Director’s Notes: Chance, Encounters

At the end of 2025, MoNA was gifted two glass artworks made by Japanese artists Kazuo Kadonaga and Etsuko Ichikawa. Kadonaga’s Glass no.6, 2010-2012 (fig. 1) and Ichikawa’s Trace, 2014 (fig. 2) are displayed side by side in At the Seam: The Museum of Northwest Art’s Permanent Collection in the upstairs galleries. Kadonaga resides and works in Japan, however he has made work in the Pacific Northwest while teaching at Pilchuck Glass School as a visiting artist. On the other hand, Ichikawa has been a long-term resident of Seattle having moved to the Pacific Northwest more than 30 years ago to study at Pilchuck. It is not by chance that the two works are displayed side by side, though, as we will see, chance played a role in how each of the two works came to be. 

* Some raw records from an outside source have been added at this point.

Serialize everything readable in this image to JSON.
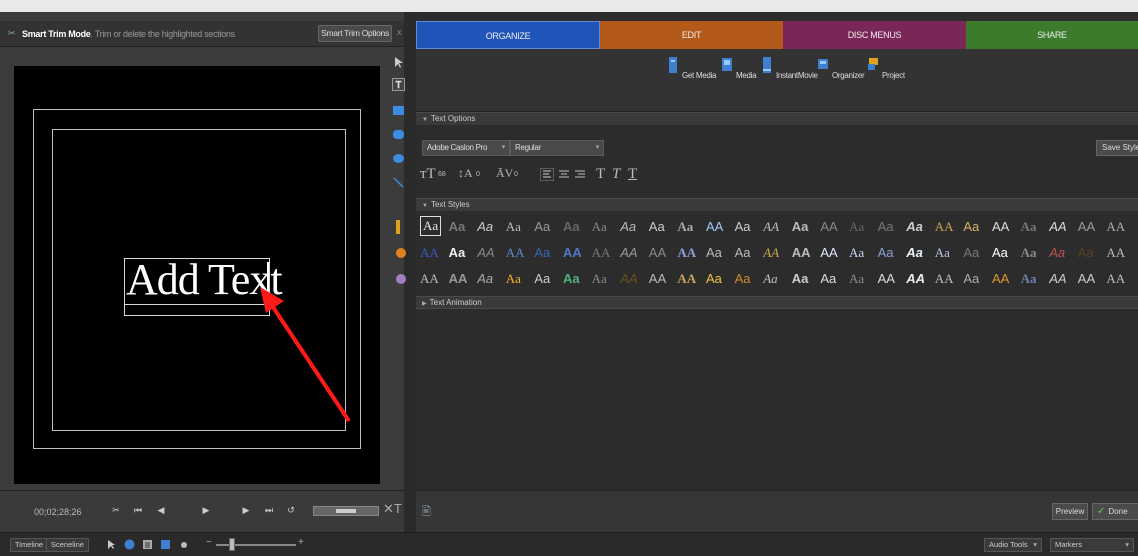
{
  "monitor": {
    "mode_label": "Smart Trim Mode",
    "mode_hint": ". Trim or delete the highlighted sections",
    "smart_trim_options": "Smart Trim Options",
    "close": "x",
    "overlay_text": "Add Text",
    "timecode": "00;02;28;26"
  },
  "tabs": {
    "organize": "ORGANIZE",
    "edit": "EDIT",
    "disc_menus": "DISC MENUS",
    "share": "SHARE"
  },
  "mainbar": {
    "get_media": "Get Media",
    "media": "Media",
    "instantmovie": "InstantMovie",
    "organizer": "Organizer",
    "project": "Project"
  },
  "text_options": {
    "header": "Text Options",
    "font": "Adobe Caslon Pro",
    "style": "Regular",
    "save_style": "Save Style",
    "size_value": "68",
    "leading_value": "0",
    "kerning_value": "0"
  },
  "text_styles": {
    "header": "Text Styles",
    "row1": [
      {
        "t": "Aa",
        "c": "#e6e6e6"
      },
      {
        "t": "Aa",
        "c": "#777"
      },
      {
        "t": "Aa",
        "c": "#ccc"
      },
      {
        "t": "Aa",
        "c": "#bbb"
      },
      {
        "t": "Aa",
        "c": "#999"
      },
      {
        "t": "Aa",
        "c": "#666"
      },
      {
        "t": "Aa",
        "c": "#888"
      },
      {
        "t": "Aa",
        "c": "#bbb"
      },
      {
        "t": "Aa",
        "c": "#ccc"
      },
      {
        "t": "Aa",
        "c": "#aaa"
      },
      {
        "t": "AA",
        "c": "#9fc7ff"
      },
      {
        "t": "Aa",
        "c": "#ccc"
      },
      {
        "t": "AA",
        "c": "#bbb"
      },
      {
        "t": "Aa",
        "c": "#bbb"
      },
      {
        "t": "AA",
        "c": "#888"
      },
      {
        "t": "Aa",
        "c": "#666"
      },
      {
        "t": "Aa",
        "c": "#777"
      },
      {
        "t": "Aa",
        "c": "#ccc"
      },
      {
        "t": "AA",
        "c": "#caa54a"
      },
      {
        "t": "Aa",
        "c": "#d6b463"
      },
      {
        "t": "AA",
        "c": "#ddd"
      },
      {
        "t": "Aa",
        "c": "#777"
      },
      {
        "t": "AA",
        "c": "#ddd"
      },
      {
        "t": "AA",
        "c": "#999"
      },
      {
        "t": "AA",
        "c": "#aaa"
      }
    ],
    "row2": [
      {
        "t": "AA",
        "c": "#3a57c8"
      },
      {
        "t": "Aa",
        "c": "#f0f0f0"
      },
      {
        "t": "AA",
        "c": "#888"
      },
      {
        "t": "AA",
        "c": "#5a8bd6"
      },
      {
        "t": "Aa",
        "c": "#3a66b0"
      },
      {
        "t": "AA",
        "c": "#4f77c8"
      },
      {
        "t": "AA",
        "c": "#777"
      },
      {
        "t": "AA",
        "c": "#999"
      },
      {
        "t": "AA",
        "c": "#888"
      },
      {
        "t": "AA",
        "c": "#8aa3d6"
      },
      {
        "t": "Aa",
        "c": "#bbb"
      },
      {
        "t": "Aa",
        "c": "#bbb"
      },
      {
        "t": "AA",
        "c": "#caa54a"
      },
      {
        "t": "AA",
        "c": "#bbb"
      },
      {
        "t": "AA",
        "c": "#dfe9ff"
      },
      {
        "t": "Aa",
        "c": "#c9d7f0"
      },
      {
        "t": "Aa",
        "c": "#8aa3d6"
      },
      {
        "t": "Aa",
        "c": "#e8eef8"
      },
      {
        "t": "Aa",
        "c": "#b8c6e0"
      },
      {
        "t": "Aa",
        "c": "#777"
      },
      {
        "t": "Aa",
        "c": "#ffffff"
      },
      {
        "t": "Aa",
        "c": "#888"
      },
      {
        "t": "Aa",
        "c": "#c05050"
      },
      {
        "t": "Aa",
        "c": "#554422"
      },
      {
        "t": "AA",
        "c": "#bbb"
      }
    ],
    "row3": [
      {
        "t": "AA",
        "c": "#bbb"
      },
      {
        "t": "AA",
        "c": "#999"
      },
      {
        "t": "Aa",
        "c": "#aaa"
      },
      {
        "t": "Aa",
        "c": "#f2b320"
      },
      {
        "t": "Aa",
        "c": "#ccc"
      },
      {
        "t": "Aa",
        "c": "#4fb07a"
      },
      {
        "t": "Aa",
        "c": "#888"
      },
      {
        "t": "AA",
        "c": "#6a5020"
      },
      {
        "t": "AA",
        "c": "#bbb"
      },
      {
        "t": "AA",
        "c": "#c9a560"
      },
      {
        "t": "Aa",
        "c": "#f5c040"
      },
      {
        "t": "Aa",
        "c": "#d08a30"
      },
      {
        "t": "Aa",
        "c": "#bbb"
      },
      {
        "t": "Aa",
        "c": "#ccc"
      },
      {
        "t": "Aa",
        "c": "#ddd"
      },
      {
        "t": "Aa",
        "c": "#888"
      },
      {
        "t": "AA",
        "c": "#ddd"
      },
      {
        "t": "AA",
        "c": "#eee"
      },
      {
        "t": "AA",
        "c": "#bbb"
      },
      {
        "t": "Aa",
        "c": "#aaa"
      },
      {
        "t": "AA",
        "c": "#d99a30"
      },
      {
        "t": "Aa",
        "c": "#6a7fb0"
      },
      {
        "t": "AA",
        "c": "#ccc"
      },
      {
        "t": "AA",
        "c": "#ccc"
      },
      {
        "t": "AA",
        "c": "#bbb"
      }
    ]
  },
  "text_animation": {
    "header": "Text Animation"
  },
  "bottom": {
    "preview": "Preview",
    "done": "Done"
  },
  "timeline": {
    "timeline_tab": "Timeline",
    "sceneline_tab": "Sceneline",
    "audio_tools": "Audio Tools",
    "markers": "Markers",
    "zoom_level": 0.2
  },
  "colors": {
    "organize": "#1f55b8",
    "edit": "#b3591a",
    "disc_menus": "#7a2656",
    "share": "#3c7a2c",
    "annotation_arrow": "#ff1a1a"
  }
}
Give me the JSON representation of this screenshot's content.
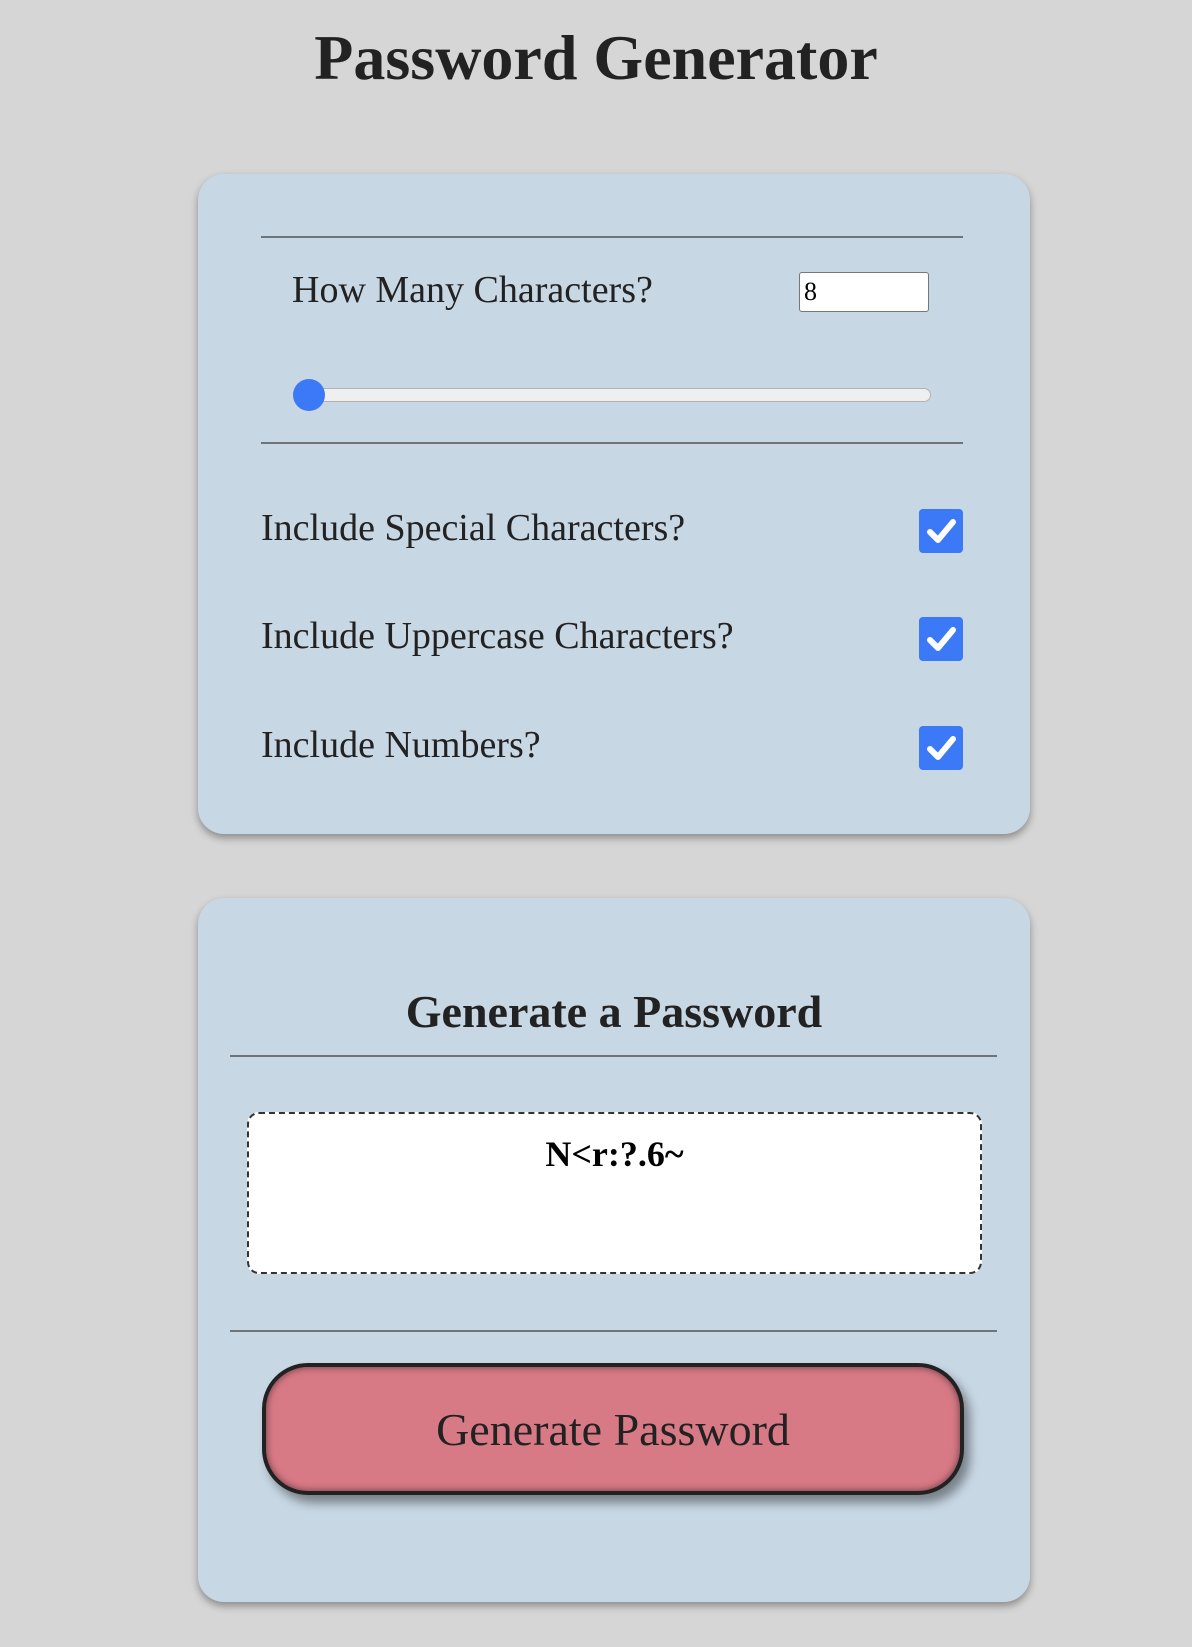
{
  "page": {
    "title": "Password Generator"
  },
  "settings": {
    "length_label": "How Many Characters?",
    "length_value": "8",
    "slider_level": 0,
    "options": [
      {
        "label": "Include Special Characters?",
        "checked": true
      },
      {
        "label": "Include Uppercase Characters?",
        "checked": true
      },
      {
        "label": "Include Numbers?",
        "checked": true
      }
    ]
  },
  "generate": {
    "heading": "Generate a Password",
    "password": "N<r:?.6~",
    "button_label": "Generate Password"
  },
  "colors": {
    "background": "#d6d6d6",
    "card": "#c8d7e4",
    "accent": "#3b79f6",
    "button": "#d87a86"
  },
  "icons": {
    "checkbox": "checkmark-icon"
  }
}
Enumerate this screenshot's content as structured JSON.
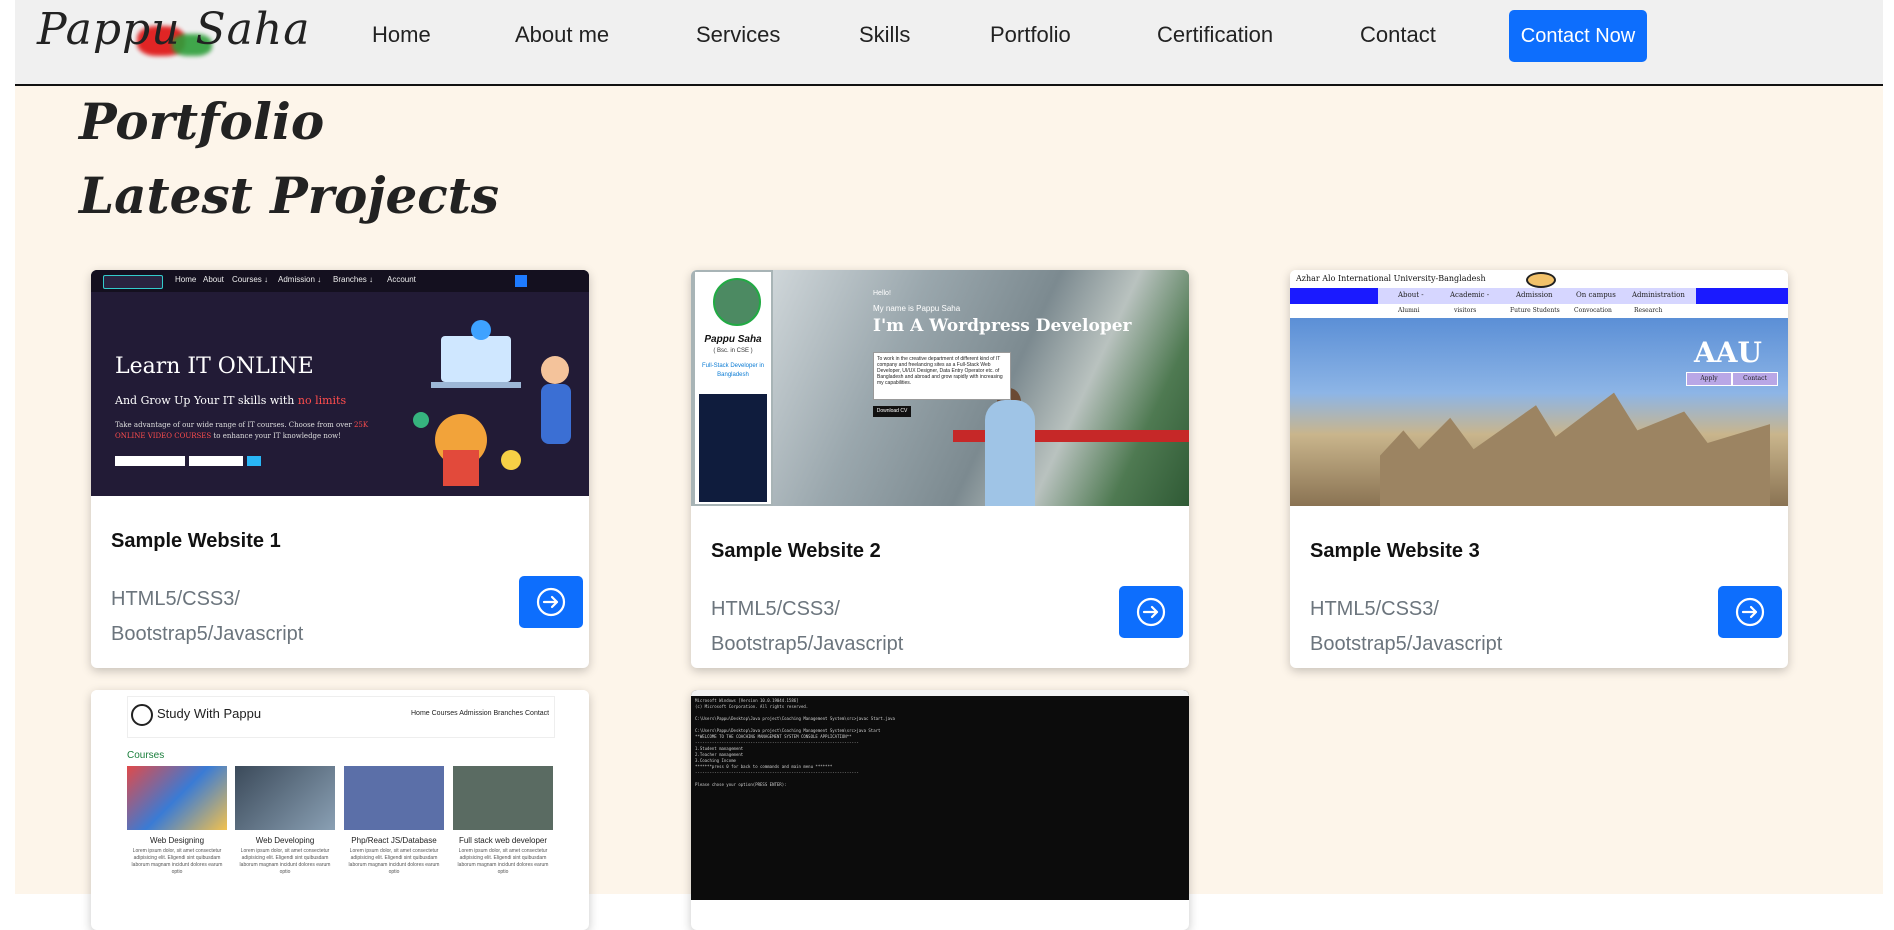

Fig. 1) Kazuo Kadonaga, Glass no.6, 2010-2012

Fig. 2) Etsuko Ichikawa, Trace, 2014

In 2004, Kazuo Kadonaga was invited as a visiting artist at Pilchuck Glass School. Etsuko Ichikawa was selected by the school to be his assistant. This was not by chance: being both Japanese artists, Ichikawa was a natural choice to assist and facilitate Kadonaga’s teaching and demonstrations on campus. Consistent with his artistic practice which focuses on process and chance, Kadonaga was experimenting with a process that required small blobs of clear molten glass to drop one on top of the other to compose a single sculpture. Chance dictated the results of the accretion process and the formal qualities of the sculpture — whether a blob would nest among the others thus building up the height of the heap, or slide off to the side ever so slowly to solidify in the act — thus creating the effect of a gelatinous, slumpy and crystallized mass. However, the artist remained in charge of setting the process in motion while negotiating his authorship with chance. The results of this accretion process can be seen in Kadonaga’s Glass no.6, in which round, clear silicon-looking blobs seem to defy both order and gravity. In building the stack, chance played a role through the pull of gravity together with the temperature of each blob as well as the cooling that occurred immediately as each blob met the pile below. In short, chance was the “hand” that shaped Glass no.6.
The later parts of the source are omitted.